Mosterín es apreciado, además, por su loable intento de fundar científicamente una moral contraria al maltrato de los animales y una relación responsable con la biosfera, afán que ha dado obras como ¡Vivan los animales! (1998) o El triunfo de la compasión (2014). Dado, empero, que sus argumentaciones en ese terreno fueron un tanto endebles y, sobre todo, dado lo incoherente, en conjunto, de su postura –condenó la tauromaquia y defendió la ganadería–, para guardar una grata memoria suya preferimos recordar cómo, cuando joven, se embarcó –y la hermosa foto que ilustra estas líneas es de aquellos días solares– con el naturalista y documentalista burgalés Félix Rodríguez de la Fuente (Poza de la Sal, 1928 - Shaktoolik, Alaska, 1980) en la emocionante y bella aventura de extender, primero en España y luego en el resto del mundo, el aprecio por la naturaleza en general y por los animales salvajes en particular, una aventura que nos ha dejado la estupenda enciclopedia Fauna, publicada por vez primera en 1974 (7).

El pasado miércoles 4 de octubre falleció en Barcelona este filósofo bilbaíno, del cual cabe decir aún algunas otras cosas buenas. Una, y no la menos valiosa, es que en sus libros se distinguió por su esfuerzo de claridad expositiva, por su evidente deseo de ser entendido, un rasgo que marca su escritura, que orientó en buena cuenta sus proyectos y que presta hoy al conjunto de su vida y su obra una retrospectiva coherencia. Lo mató un mesotelioma, uno de los tipos de cáncer causados por el amianto, mineral cuya toxicidad fue demostrada ya en las décadas de 1950 y 1960 pero cuyo uso empezó a ser regulado mucho más tarde –para una enorme cantidad de personas, como el mismo Mosterín, de hecho, demasiado tarde– y aún no está regulado en todo el mundo –no lo está, por ejemplo, en Paraguay, entre otros países, y probablemente no lo estará mientras siga siendo rentable para la industria y mientras esta sociedad siga guiada por manejos sesgados de la información y a merced de una ciencia vinculada en gran medida a poderes venales e intereses económicos tan concretos como siniestros–, que cada año mata a miles de víctimas del modelo de progreso que él siempre defendió.
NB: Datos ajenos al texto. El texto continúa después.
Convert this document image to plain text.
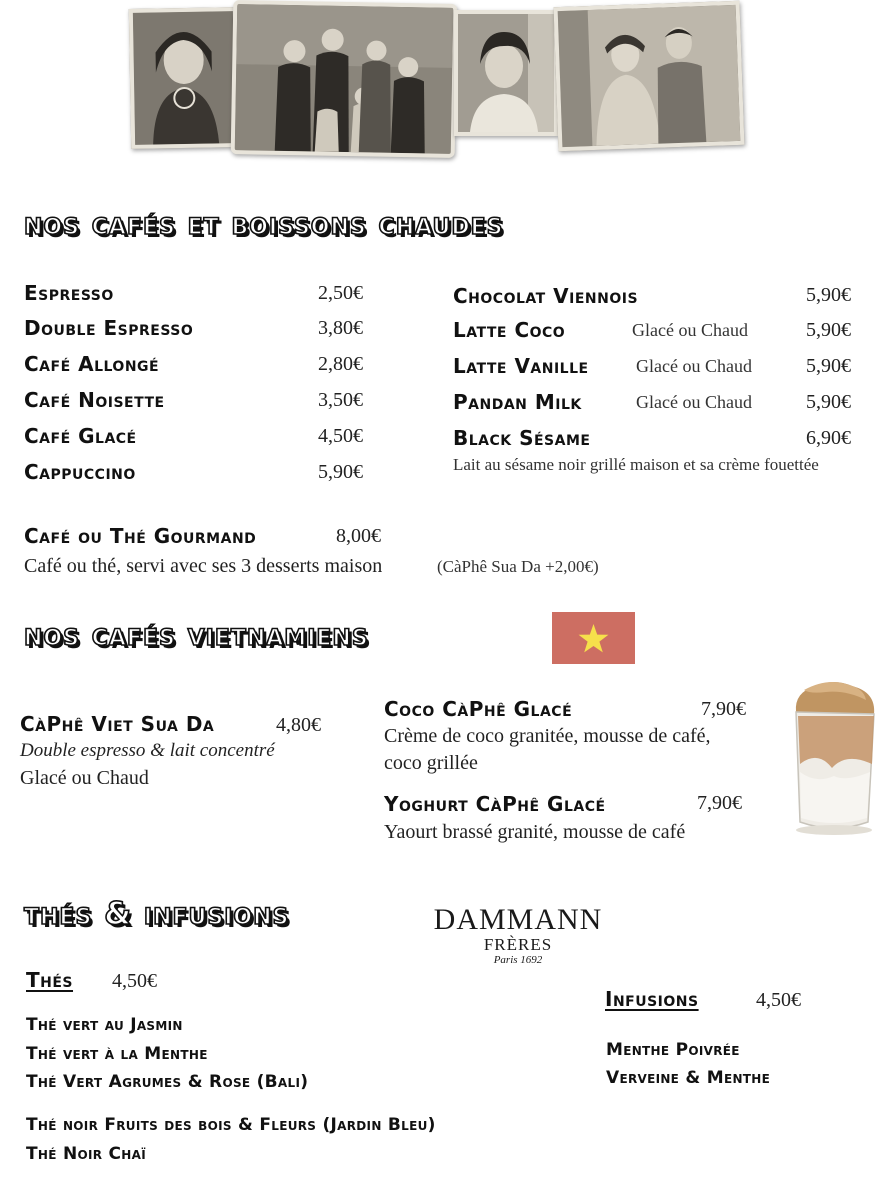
nos cafés et boissons chaudes
Espresso	2,50€
Double Espresso	3,80€
Café Allongé	2,80€
Café Noisette	3,50€
Café Glacé	4,50€
Cappuccino	5,90€
Chocolat Viennois	5,90€
Latte Coco	Glacé ou Chaud	5,90€
Latte Vanille	Glacé ou Chaud	5,90€
Pandan Milk	Glacé ou Chaud	5,90€
Black Sésame	6,90€
Lait au sésame noir grillé maison et sa crème fouettée
Café ou Thé Gourmand	8,00€
Café ou thé, servi avec ses 3 desserts maison	(CàPhê Sua Da +2,00€)
nos cafés vietnamiens
CàPhê Viet Sua Da	4,80€
Double espresso & lait concentré
Glacé ou Chaud
Coco CàPhê Glacé	7,90€
Crème de coco granitée, mousse de café,
coco grillée
Yoghurt CàPhê Glacé	7,90€
Yaourt brassé granité, mousse de café
thés & infusions	DAMMANN
FRÈRES
Paris 1692
Thés 4,50€
Thé vert au Jasmin
Thé vert à la Menthe
Thé Vert Agrumes & Rose (Bali)
Thé noir Fruits des bois & Fleurs (Jardin Bleu)
Thé Noir Chaï
Infusions	4,50€
Menthe Poivrée
Verveine & Menthe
Descanse en paz.

Notas

(1) Jesús Mosterín: «Respuesta a mis críticos», en: Limbo, nº 9, 1999, pp. 69-85.

(2) Marco Aurelio Denegri y Jesús Mosterín en La función de la palabra, abril del 2010. Disponible en: https://www.youtube.com/watch?v=iD7_RnpWOJY

(3) Jesús Mosterín: La naturaleza humana, Madrid, Espasa Calpe, 2006, pp. 259-260.

(4) Jesús Mosterín, Historia de la filosofía, vol. 4: Aristóteles, Madrid, Alianza Editorial, 1984, 424 pp.

(5) Joseph Bochenski: Historia de la lógica formal, Madrid, Gredos, 1976, 592 pp.

(6) Mosterín, op. cit., p. 285.

(7) Félix Rodríguez de la Fuente: Enciclopedia Salvat de la Fauna (director editorial: Jesús Mosterín), Pamplona, Salvat, 1974, 12 volúmenes.